そして、隣にいる母も、何も変わっていなかったのだ。

「ほら、亜矢。背筋を伸ばして」

母は前を向いたまま、わたしの顔を見ることなくそう言った。

母は、一緒にいるけれど、わたしの心までは見ていない。

母にとって、わたしを学校という場所に連れてくることが目的であって、そこでわたしが何を思い、どれほど息が詰まりそうになっているかは、相変わらず二の次なのだ。

結局、わたしは隣に誰がいても、一人だ。

案内されたのは、校舎の隅にある、普段は使われていない小さな空き部屋だった。

机と椅子がいくつか置かれただけの、殺風景な空間だ。

ここで、わたしは一人で、配布されたプリントで勉強することになった。

「別室登校なら、教室で透明人間になるよりは、孤立しなくて済むのかな」

そんな考えは、甘すぎた。

誰もいない部屋で、ただ時間が過ぎるのを待つ。時折、廊下をクラスメイトたちが笑いながら通り過ぎてゆく音が聞こえる度に、実感してしまう。壁一枚隔てた向こう側には「普通」の世界があるのに、わたしだけが、この冷たい箱の中に閉じ込められている。

どうしてわたしは、こんな目に合うのだろう。

これは、孤立どころではない。完全な隔離だ。

数日後、新しい担任の先生が部屋にやってきた。

佐藤先生。眼鏡をかけた、一見すると穏やかそうな女性だった。

けれど、彼女が口を開いた瞬間、わたしは本能的に察してしまった。この人も、あちら側の人間だ。

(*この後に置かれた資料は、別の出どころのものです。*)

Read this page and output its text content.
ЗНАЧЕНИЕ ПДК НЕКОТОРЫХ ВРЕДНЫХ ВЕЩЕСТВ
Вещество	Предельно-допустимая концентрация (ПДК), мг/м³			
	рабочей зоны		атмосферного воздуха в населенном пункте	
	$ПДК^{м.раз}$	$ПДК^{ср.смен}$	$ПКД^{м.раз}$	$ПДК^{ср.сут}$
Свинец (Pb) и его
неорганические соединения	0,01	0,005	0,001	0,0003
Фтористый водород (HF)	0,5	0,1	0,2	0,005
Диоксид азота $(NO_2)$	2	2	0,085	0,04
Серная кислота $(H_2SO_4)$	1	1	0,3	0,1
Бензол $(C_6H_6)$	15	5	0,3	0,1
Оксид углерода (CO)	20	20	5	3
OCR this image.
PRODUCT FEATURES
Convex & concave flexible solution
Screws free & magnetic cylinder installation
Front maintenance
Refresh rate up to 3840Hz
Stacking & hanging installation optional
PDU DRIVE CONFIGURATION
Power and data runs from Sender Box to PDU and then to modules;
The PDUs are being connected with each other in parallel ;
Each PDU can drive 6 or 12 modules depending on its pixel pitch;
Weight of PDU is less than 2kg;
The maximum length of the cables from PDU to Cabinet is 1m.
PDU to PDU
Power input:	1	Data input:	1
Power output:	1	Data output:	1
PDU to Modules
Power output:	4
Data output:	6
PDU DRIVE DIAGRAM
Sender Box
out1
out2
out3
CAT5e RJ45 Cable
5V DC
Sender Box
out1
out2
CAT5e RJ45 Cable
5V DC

「亜矢さん、体調はどう? ここなら静かに自分のペースで勉強できるからね。先生たちも、最大限の『配慮』をするから。何かあったら、いつでも言ってね」

先生は、何度も「配慮」という言葉を繰り返した。

その言葉の裏側に透けて見えるのは、「あなたは特別だから、普通の対応はできません」という、無言の境界線だった。

特別扱い。

その四文字。言葉にすればたった四文字で決定的な言葉が頭に浮かんだ瞬間、全身の血の気が引くのを感じた。

「配慮」という壁で守られながら、同時に、誰とも関われない場所に押し込められる。

フリースクールという異質な場所。

別室登校という隔離された場所。

どちらを選んでも、待っているのは「あなたは普通じゃない」と突きつけられる絶望だけだった。

窓から差し込む春の光が、埃をキラキラと照らしている。

その光は、眩しくて温かいのに、わたしのところまでは届かない。

わたしは、自分の足元に広がる影をじっと見つめながら、思った。

「普通」という光を、わたしはほとんど永遠に失ってしまったのだ。

多分、もう二度と、あちら側の世界で笑うことはできない。

鉛筆を握る手が、微かに震えていた。

真っ白なプリントの余白に、わたしはただ、意味のない点を一つ打っていた。

それは、広い世界で独りぼっちになった、わたし自身の姿のように見えて、また視界が涙で歪んでいった。